During his training career, Wragg was always willing to employ new methods, regularly weighing his horses and timing their training gallops at a time when these practices were relatively rare in Britain. He was also keen to exploit international opportunities: in the 1950s and 1960s he won the Gran Premio del Jockey Club twice and the Grosser Preis von Baden on four occasions. Wragg trained many winners in Ireland including Fidalgo, who won the 1959 Irish Derby after finishing second in the English equivalent.

==Retirement and family==
Wragg retired from training in 1982, passing on the Abington Place stable to his son Geoff. In his last season he trained a two-year-old colt of apparently modest ability named Teenoso who went on to win the Derby in 1983 and the King George VI and Queen Elizabeth Stakes a year later. Wragg's other son, Peter, became a bloodstock agent, while his daughter, Susan, married the jockey Manny Mercer. Mercer was killed in September 1959 at Ascot Racecourse after falling from a horse trained by his father-in-law. Harry Wragg died in October 1985 at the age of 83.

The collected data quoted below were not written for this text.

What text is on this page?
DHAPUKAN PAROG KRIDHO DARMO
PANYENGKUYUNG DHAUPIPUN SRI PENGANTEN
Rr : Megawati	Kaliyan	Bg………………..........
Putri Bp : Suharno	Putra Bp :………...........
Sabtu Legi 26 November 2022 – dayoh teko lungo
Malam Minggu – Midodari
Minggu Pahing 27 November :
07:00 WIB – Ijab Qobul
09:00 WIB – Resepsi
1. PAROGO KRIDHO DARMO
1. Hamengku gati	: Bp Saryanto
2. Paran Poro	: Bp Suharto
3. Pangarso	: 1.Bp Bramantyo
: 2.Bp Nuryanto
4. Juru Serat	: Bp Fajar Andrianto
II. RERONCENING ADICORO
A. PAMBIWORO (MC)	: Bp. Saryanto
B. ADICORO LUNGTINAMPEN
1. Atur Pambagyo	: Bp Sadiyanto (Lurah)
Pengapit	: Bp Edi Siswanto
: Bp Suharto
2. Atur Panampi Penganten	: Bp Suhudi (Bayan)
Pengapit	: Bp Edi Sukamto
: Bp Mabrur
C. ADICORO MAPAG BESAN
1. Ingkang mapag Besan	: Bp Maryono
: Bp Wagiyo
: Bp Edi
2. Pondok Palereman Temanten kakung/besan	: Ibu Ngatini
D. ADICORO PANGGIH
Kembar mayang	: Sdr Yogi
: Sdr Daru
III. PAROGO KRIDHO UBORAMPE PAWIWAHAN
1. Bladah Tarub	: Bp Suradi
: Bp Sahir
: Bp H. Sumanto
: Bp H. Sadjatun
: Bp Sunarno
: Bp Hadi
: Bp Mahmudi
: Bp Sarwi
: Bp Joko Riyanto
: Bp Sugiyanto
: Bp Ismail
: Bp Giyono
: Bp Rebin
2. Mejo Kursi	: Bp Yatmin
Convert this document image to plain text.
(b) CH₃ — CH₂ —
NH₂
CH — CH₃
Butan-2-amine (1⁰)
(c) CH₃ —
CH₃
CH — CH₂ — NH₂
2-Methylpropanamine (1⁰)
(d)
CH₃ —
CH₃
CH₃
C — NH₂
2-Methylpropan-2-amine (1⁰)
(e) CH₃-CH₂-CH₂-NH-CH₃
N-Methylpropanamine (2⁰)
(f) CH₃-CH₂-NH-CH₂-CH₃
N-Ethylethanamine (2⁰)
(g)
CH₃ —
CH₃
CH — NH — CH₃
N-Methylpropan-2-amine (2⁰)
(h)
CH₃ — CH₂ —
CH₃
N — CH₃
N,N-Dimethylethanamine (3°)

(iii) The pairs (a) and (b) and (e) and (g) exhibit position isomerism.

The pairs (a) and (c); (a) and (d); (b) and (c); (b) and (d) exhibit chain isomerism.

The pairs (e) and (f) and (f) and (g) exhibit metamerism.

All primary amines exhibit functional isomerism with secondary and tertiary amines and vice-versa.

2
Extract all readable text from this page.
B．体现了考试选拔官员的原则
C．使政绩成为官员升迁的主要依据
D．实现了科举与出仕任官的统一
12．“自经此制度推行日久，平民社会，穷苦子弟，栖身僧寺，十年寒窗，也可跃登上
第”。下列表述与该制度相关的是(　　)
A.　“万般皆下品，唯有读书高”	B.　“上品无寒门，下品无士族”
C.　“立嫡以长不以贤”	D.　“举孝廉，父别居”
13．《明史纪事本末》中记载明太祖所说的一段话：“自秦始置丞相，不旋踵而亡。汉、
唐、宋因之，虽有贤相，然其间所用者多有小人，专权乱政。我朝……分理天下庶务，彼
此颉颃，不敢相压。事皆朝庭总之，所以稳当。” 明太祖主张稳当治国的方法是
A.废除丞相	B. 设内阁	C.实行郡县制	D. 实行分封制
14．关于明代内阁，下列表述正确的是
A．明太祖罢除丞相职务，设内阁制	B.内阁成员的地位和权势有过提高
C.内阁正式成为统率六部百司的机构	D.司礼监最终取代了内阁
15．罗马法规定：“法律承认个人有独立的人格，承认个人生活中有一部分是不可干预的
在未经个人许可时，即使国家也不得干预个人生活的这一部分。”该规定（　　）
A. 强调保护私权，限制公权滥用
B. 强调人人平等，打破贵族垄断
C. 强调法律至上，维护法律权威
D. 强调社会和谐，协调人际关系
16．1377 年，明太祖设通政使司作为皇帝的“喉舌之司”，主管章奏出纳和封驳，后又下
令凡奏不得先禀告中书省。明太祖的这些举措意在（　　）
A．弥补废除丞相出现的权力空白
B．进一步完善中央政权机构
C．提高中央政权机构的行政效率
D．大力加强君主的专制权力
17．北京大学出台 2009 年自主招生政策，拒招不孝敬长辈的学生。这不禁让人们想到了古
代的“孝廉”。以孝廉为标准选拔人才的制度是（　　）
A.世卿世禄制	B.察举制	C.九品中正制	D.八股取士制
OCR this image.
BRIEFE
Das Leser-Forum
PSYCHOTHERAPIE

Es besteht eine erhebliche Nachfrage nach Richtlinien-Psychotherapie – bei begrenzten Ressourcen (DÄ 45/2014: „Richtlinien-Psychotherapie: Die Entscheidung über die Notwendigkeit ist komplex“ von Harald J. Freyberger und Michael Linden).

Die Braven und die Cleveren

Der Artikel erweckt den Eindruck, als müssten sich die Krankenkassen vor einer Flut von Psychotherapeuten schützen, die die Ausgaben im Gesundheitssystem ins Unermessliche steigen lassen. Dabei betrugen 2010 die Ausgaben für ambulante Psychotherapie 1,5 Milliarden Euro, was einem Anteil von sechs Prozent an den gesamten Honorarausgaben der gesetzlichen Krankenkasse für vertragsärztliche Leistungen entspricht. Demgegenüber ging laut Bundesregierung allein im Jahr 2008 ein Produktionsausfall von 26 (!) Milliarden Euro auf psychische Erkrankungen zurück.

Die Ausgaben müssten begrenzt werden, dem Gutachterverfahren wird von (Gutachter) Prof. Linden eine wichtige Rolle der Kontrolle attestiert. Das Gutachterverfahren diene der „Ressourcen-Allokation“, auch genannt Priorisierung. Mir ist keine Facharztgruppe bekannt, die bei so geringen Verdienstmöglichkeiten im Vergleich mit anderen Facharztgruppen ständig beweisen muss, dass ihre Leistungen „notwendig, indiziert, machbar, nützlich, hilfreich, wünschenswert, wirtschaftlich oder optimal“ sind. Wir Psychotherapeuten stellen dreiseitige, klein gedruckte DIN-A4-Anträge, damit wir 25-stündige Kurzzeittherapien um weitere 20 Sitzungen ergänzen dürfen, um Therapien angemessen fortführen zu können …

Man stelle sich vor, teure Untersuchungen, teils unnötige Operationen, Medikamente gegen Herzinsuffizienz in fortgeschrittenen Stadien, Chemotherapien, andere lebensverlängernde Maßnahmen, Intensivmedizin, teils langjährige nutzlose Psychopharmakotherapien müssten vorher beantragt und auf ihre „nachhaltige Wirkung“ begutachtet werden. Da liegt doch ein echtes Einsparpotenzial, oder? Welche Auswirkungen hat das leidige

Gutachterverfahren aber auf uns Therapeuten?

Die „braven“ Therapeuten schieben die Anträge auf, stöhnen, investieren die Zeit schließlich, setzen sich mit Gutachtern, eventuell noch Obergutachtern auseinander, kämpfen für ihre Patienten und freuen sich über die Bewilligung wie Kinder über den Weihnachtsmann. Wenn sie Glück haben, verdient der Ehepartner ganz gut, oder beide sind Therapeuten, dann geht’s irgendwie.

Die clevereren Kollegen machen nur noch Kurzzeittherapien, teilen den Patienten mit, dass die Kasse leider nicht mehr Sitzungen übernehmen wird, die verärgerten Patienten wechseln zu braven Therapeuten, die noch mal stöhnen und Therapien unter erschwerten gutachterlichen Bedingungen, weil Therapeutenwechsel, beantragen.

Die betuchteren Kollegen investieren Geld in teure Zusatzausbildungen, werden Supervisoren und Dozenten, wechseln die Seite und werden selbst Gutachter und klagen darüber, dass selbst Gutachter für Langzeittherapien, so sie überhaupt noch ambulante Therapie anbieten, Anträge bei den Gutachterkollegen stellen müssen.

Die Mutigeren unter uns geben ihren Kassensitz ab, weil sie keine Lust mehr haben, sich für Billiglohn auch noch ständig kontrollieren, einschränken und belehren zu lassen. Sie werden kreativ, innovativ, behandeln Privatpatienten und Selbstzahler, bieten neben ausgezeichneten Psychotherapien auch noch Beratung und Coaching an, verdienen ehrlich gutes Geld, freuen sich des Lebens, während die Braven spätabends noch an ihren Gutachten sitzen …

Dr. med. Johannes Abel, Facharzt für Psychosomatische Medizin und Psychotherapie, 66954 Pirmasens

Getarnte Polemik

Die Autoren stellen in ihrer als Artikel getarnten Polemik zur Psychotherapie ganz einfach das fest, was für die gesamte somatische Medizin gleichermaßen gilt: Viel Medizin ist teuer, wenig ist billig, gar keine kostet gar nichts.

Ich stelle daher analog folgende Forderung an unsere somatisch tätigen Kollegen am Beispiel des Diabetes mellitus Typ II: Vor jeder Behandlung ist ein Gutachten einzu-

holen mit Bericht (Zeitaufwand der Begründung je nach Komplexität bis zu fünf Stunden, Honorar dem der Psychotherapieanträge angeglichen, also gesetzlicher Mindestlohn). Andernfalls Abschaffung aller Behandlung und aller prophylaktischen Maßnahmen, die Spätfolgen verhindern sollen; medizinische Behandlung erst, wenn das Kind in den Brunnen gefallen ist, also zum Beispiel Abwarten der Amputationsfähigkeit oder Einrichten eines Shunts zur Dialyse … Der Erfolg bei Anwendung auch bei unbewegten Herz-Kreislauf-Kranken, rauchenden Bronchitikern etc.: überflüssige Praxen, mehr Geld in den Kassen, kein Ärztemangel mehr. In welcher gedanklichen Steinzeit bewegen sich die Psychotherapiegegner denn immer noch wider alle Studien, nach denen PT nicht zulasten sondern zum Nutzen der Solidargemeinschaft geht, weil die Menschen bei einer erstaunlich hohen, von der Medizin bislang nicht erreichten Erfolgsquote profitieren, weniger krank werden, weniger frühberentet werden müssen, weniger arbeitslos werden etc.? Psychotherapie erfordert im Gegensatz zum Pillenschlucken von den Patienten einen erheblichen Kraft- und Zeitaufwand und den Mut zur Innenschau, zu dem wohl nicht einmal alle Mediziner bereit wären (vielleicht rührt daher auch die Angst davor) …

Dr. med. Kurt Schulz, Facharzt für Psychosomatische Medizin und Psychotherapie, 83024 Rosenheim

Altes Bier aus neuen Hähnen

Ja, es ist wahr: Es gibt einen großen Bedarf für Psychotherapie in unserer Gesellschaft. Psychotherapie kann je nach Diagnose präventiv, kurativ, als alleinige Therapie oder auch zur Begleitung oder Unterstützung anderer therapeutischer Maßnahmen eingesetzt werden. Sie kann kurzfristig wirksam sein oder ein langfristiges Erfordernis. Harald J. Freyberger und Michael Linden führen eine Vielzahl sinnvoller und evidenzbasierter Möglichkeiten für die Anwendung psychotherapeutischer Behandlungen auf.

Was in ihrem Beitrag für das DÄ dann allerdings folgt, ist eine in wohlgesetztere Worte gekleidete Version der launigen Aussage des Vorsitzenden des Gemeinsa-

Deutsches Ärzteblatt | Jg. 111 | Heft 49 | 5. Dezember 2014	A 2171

In 1999, he was ranked 7th on the Racing Post list of top jockeys of the 20th century. It was also remarked that he was the only great flat jockey of the century to be a great trainer as well.

==Popular culture==
In rhyming slang Harry Wragg was widely used to mean "fag" (cigarette) and it still has usage amongst the small Protestant community of south County Dublin (Ireland) despite his death in 1985. The Kinks had a song about smoking called "Harry Rag" on their 1967 album Something Else by The Kinks. Partick Thistle F.C. are referred to as The Harry Wraggs in rhyming slang for their nickname The Jags.